Pumpkin Spice Sweet Potato Pancakes

This is a great autumn and a Thanksgiving holiday-inspired gluten-free breakfast. If you can’t find canned sweet potato purée, just peel and chop a large sweet potato. Boil the sweet potato until it is tender, then drain. Pulse the sweet potato in a food processor until smooth.

You Will Need:

3/4 cup canned sweet potato puree
2 large eggs
3/4 cup low fat milk
3 tbsp butter, melted and divided
1 tbsp apple cider vinegar
1/2 tsp vanilla extract
1 1/2 cup gluten-free all-purpose flour or almond flour
2 tsp pumpkin pie spice
1 tsp baking powder
1/8 tsp salt
1/2 cup pecans, coarsely chopped (optional) Maple syrup, for serving

What to Do:

1. Preheat oven to 250°F. In a large bowl, whisk together the sweet potato purée, eggs, milk, 1 tbsp melted butter, vinegar, and vanilla until smooth.

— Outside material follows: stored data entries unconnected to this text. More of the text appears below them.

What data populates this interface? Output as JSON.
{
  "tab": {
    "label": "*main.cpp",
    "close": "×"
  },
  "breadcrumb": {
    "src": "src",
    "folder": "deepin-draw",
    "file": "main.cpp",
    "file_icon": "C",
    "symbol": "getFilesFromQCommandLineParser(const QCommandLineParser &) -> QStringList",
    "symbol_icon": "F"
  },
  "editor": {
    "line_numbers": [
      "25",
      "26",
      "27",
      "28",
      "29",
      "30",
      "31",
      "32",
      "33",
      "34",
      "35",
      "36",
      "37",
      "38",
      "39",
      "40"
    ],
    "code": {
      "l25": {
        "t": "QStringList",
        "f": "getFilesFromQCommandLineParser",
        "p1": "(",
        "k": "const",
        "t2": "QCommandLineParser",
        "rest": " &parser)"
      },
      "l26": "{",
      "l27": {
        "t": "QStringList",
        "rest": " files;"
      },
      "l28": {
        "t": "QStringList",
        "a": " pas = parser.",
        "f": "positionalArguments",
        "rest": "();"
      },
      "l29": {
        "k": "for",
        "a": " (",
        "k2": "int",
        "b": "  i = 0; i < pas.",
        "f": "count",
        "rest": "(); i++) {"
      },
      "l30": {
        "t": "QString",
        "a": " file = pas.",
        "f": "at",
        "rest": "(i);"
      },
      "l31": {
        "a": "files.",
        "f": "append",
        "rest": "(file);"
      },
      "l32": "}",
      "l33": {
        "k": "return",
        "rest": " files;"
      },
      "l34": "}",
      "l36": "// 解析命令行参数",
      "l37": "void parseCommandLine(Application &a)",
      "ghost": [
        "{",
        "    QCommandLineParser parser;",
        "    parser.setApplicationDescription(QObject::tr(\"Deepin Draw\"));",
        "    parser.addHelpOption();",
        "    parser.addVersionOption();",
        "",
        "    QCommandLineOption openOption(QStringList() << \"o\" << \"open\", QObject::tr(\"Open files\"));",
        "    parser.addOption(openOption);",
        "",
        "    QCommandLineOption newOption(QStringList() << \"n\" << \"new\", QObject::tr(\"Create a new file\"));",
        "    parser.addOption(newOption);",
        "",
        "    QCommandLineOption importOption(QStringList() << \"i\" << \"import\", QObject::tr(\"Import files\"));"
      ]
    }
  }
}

2. In a medium bowl, whisk together the gluten-free flour, pumpkin pie spice, baking powder, and salt. Stir the dry mixture into the sweet potato mixture until just combined.

3. Heat a 12-inch nonstick skillet on medium. Brush with some of remaining melted butter. Once butter begins to foam, add batter ¼ cup at a time, to form pancakes. Cook 1–2 min. per side, until golden brown. Keep pancakes warm in oven while cooking remaining batter, if desired.

4. Serve pancakes topped with the pecans and maple syrup.